Commonly used root-end filling materials are Super EBA, GIC, composite, and MTA. MTA’s sealing ability and marginal adaptation have proven superior and not adversely affected by blood contamination. Besides, MTA promotes new cementum deposition and stimulates osteoblastic adherence to the retro-filled surface [16].

A recent evidence-based literature review indicates that splint type and duration were not significant variables with healing outcomes [17]. It should be performed if indicated, such as in teeth with short roots or lack interseptal bone [16,18]. Other studies show that suture splint appears to be more favorable than wire composite splint.

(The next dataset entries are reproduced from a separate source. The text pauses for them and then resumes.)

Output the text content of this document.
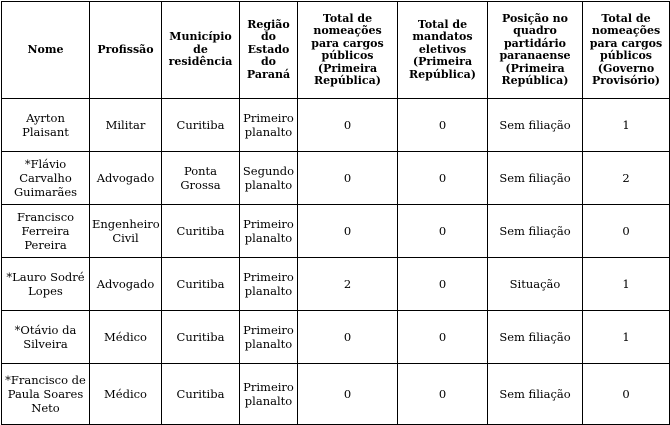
Nome	Profissão	Município de residência	Região do Estado do Paraná	Total de nomeações para cargos públicos (Primeira República)	Total de mandatos eletivos (Primeira República)	Posição no quadro partidário paranaense (Primeira República)	Total de nomeações para cargos públicos (Governo Provisório)
Ayrton Plaisant	Militar	Curitiba	Primeiro planalto	0	0	Sem filiação	1
*Flávio Carvalho Guimarães	Advogado	Ponta Grossa	Segundo planalto	0	0	Sem filiação	2
Francisco Ferreira Pereira	Engenheiro Civil	Curitiba	Primeiro planalto	0	0	Sem filiação	0
*Lauro Sodré Lopes	Advogado	Curitiba	Primeiro planalto	2	0	Situação	1
*Otávio da Silveira	Médico	Curitiba	Primeiro planalto	0	0	Sem filiação	1
*Francisco de Paula Soares Neto	Médico	Curitiba	Primeiro planalto	0	0	Sem filiação	0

Indeed, suture splinting provides physiological loading on the replanted teeth, which might facilitate periodontal healing [19,20]. The success rate ranges from 50% to 95% [21]. The clinical criteria for success include normal function, no mobility, and healthy periodontium. Also, the periapical radiograph should reveal no apical radiolucency or resorption [22].


With careful case selection and suitable training, intentional replantation can have a high success rate and less expensive than other treatment options.


Conflict of Interest

The authors declared no potential conflicts of interest with respect to the research, authorship, and/or publication of this article.